Jihad Ilmu Imam Nawawi

Imam Nawawi adalah Al-Imam, Al-Hafizh, Syaikhul Islam, Muhyiddin, Yahya bin Syaraf bin Murry bin Hasan bin Husain bin Muhammad bin Jum’ah bin Hizam An-Nawawi. Beliau disebut juga sebagai Abu Zakariya, padahal beliau tidak mempunyai anak yang bernama Zakariya. Sebab, beliau belum sempat menikah. Beliau termasuk salah seorang ulama yang membujang hingga akhir hayatnya. Dan mendapatkan gelar “Muhyiddin” (orang yang menghidupkan agama), padahal ia tidak menyukai gelar ini. Dan ia memang pernah mengemukakan: “Aku tidak perbolehkan orang memberikan gelar “Muhyiddin” kepadaku.” Beliau lahir pada pertengahan bulan Muharram, atau pada sepuluh pertama bulan Muharram pada tahun 631 H. di kota Nawa, sebuah daerah di bumi Hauran, Damaskus.
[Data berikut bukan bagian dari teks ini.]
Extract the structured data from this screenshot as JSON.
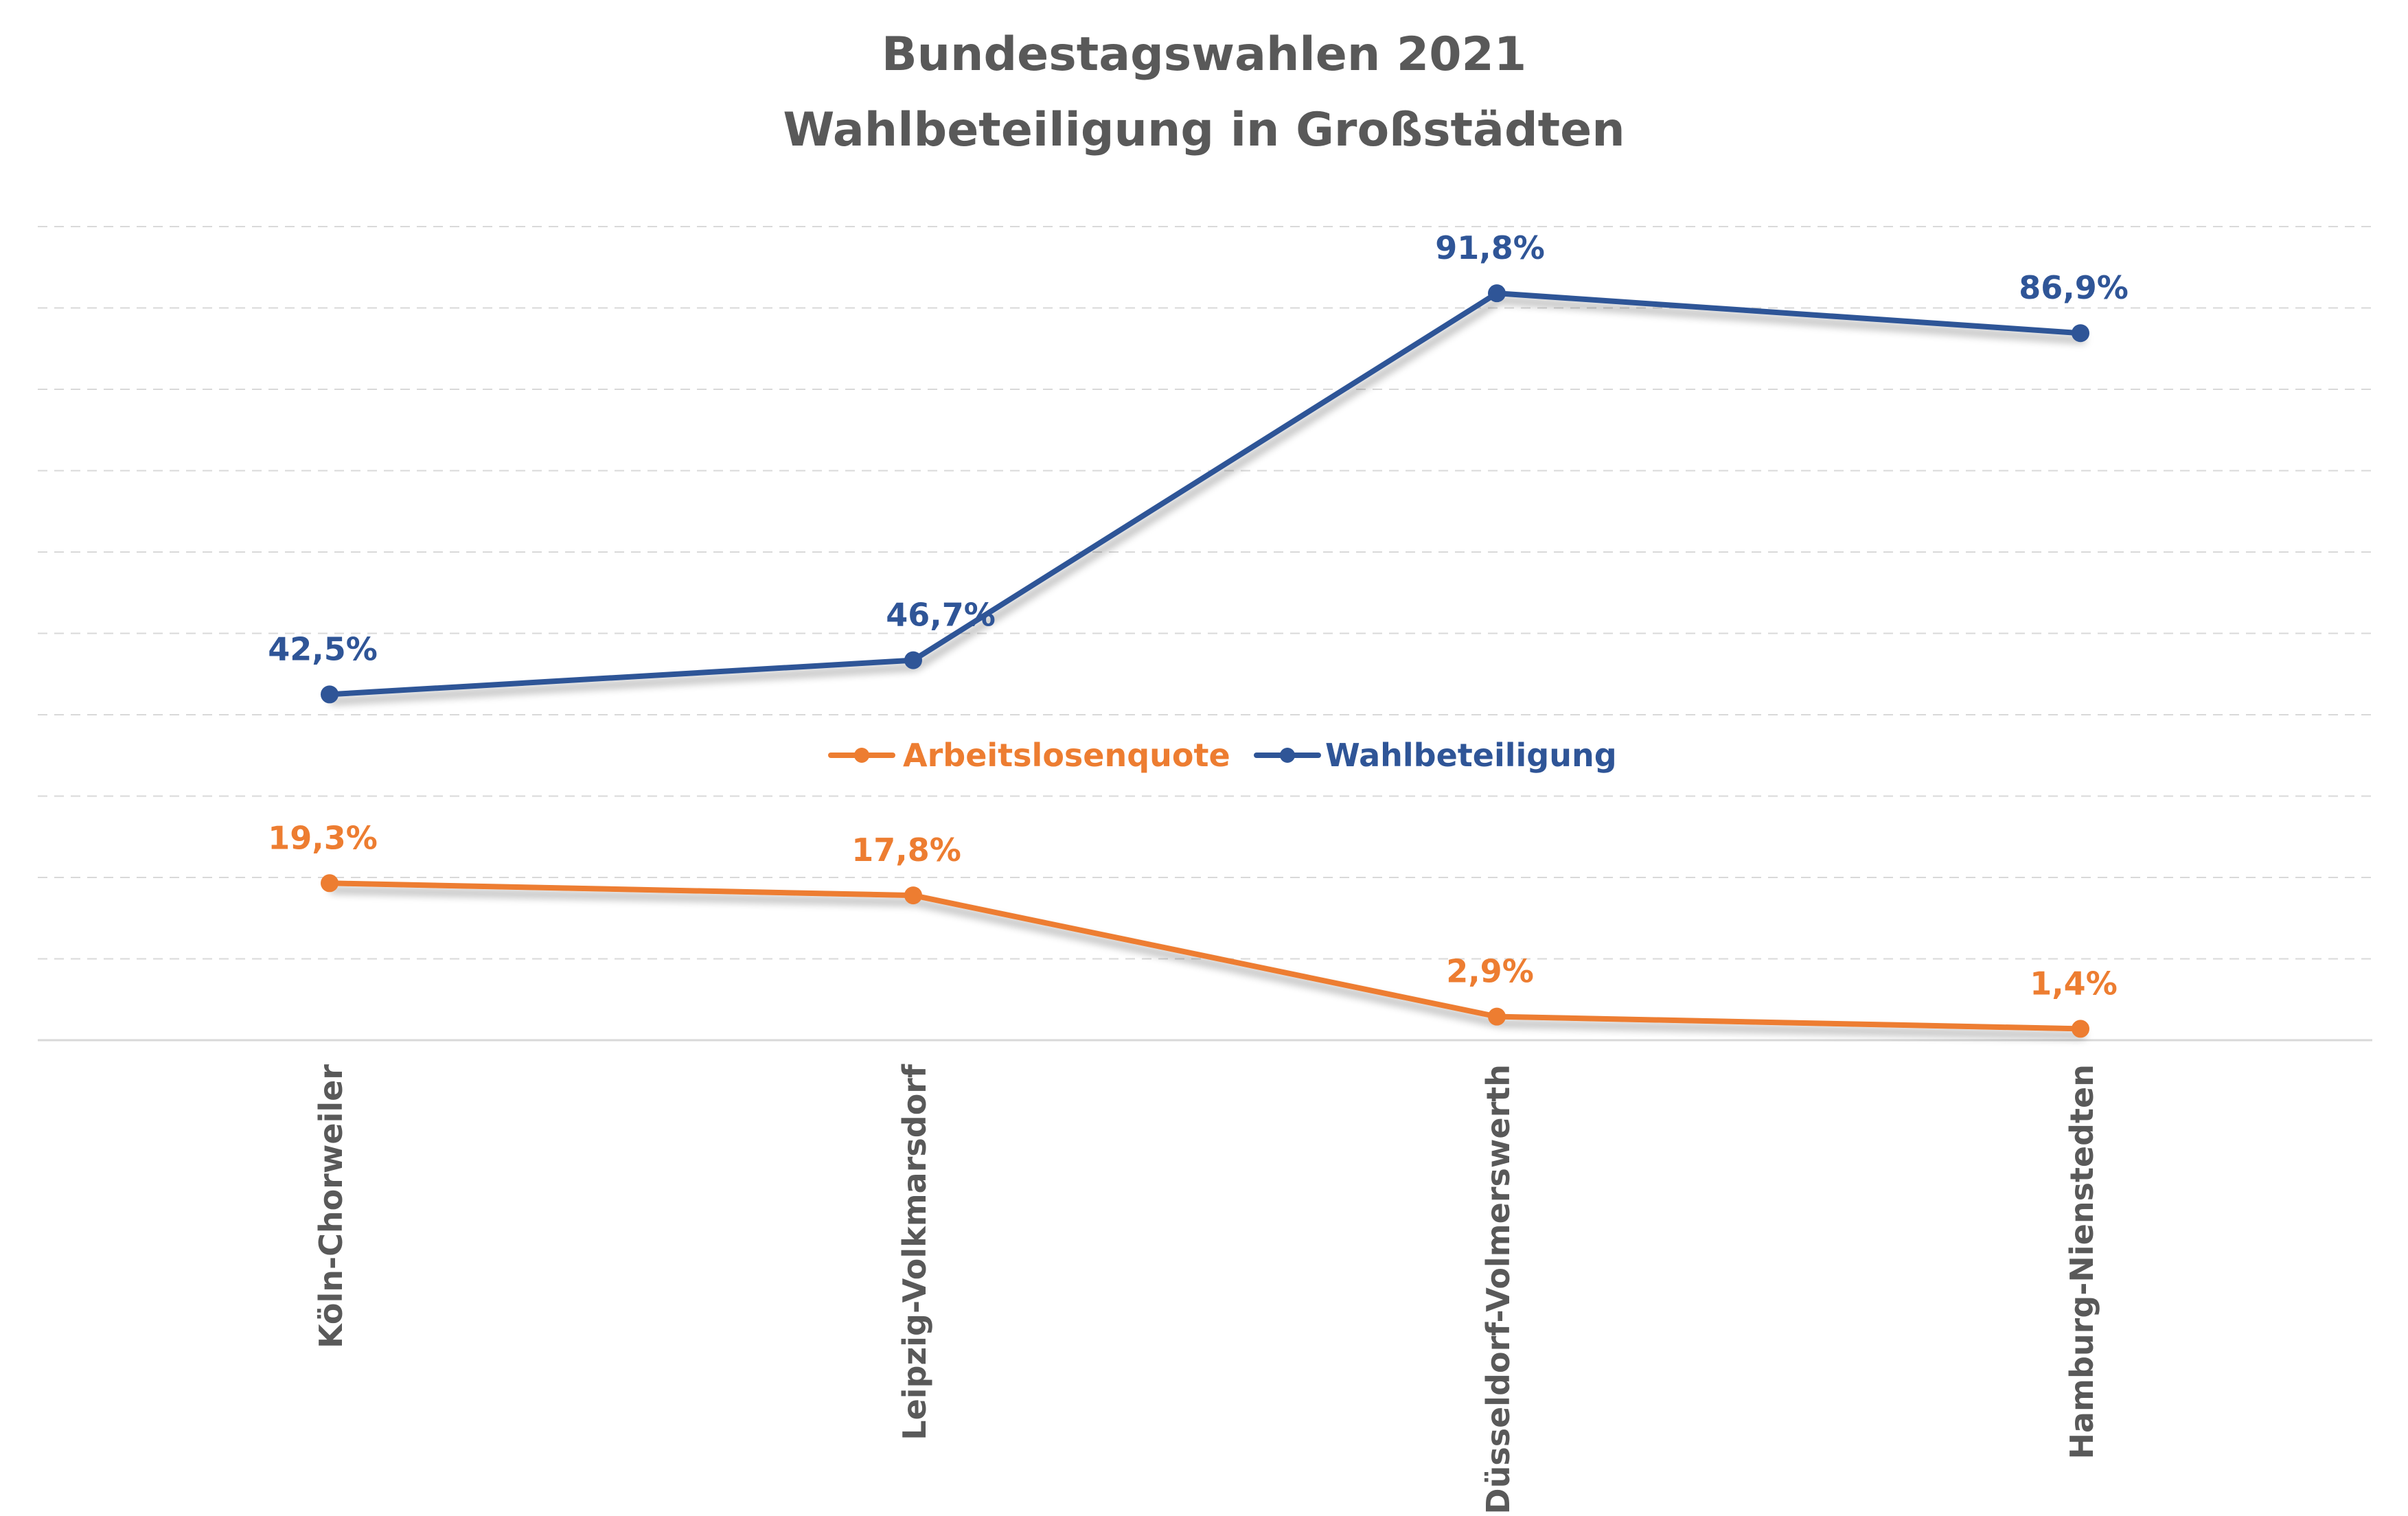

Baca: Peristiwa Bersejarah Di Bulan Sya’ban

Beliau diasuh dan dididik atau dibina oleh ayahnya dengan gigih, sang ayah menyuruhnya untuk menuntut ilmu sejak kecil. Hingga beliau telah berhasil menghafal al-Qur-an ketika mendekati usia baligh. Beliau menghafalkan Al-Qur’an tersebut di kotanya (Nawa) yang lingkungannya tidak kondusif untuk belajar. Setelah melihat lingkungan di Nawa yang tidak kondusif tersebut, ayahnya membawa ia pergi ke Damaskus pada tahun 649 H. Pada saat itu, usianya telah menginjak sembilan belas tahun. Dan akhirnya beliau tinggal di sebuah Lembaga Pendidikan Rawahiyah. Di sana beliau memulai perjalanannya menuntut ilmu. Beliu tidak pernah berhenti menuntut ilmu. Beliau rajin dan memberikan seluruh waktunya untuk menuntut ilmu sehingga ilmu-pun memberikan kepadanya sebagian darinya.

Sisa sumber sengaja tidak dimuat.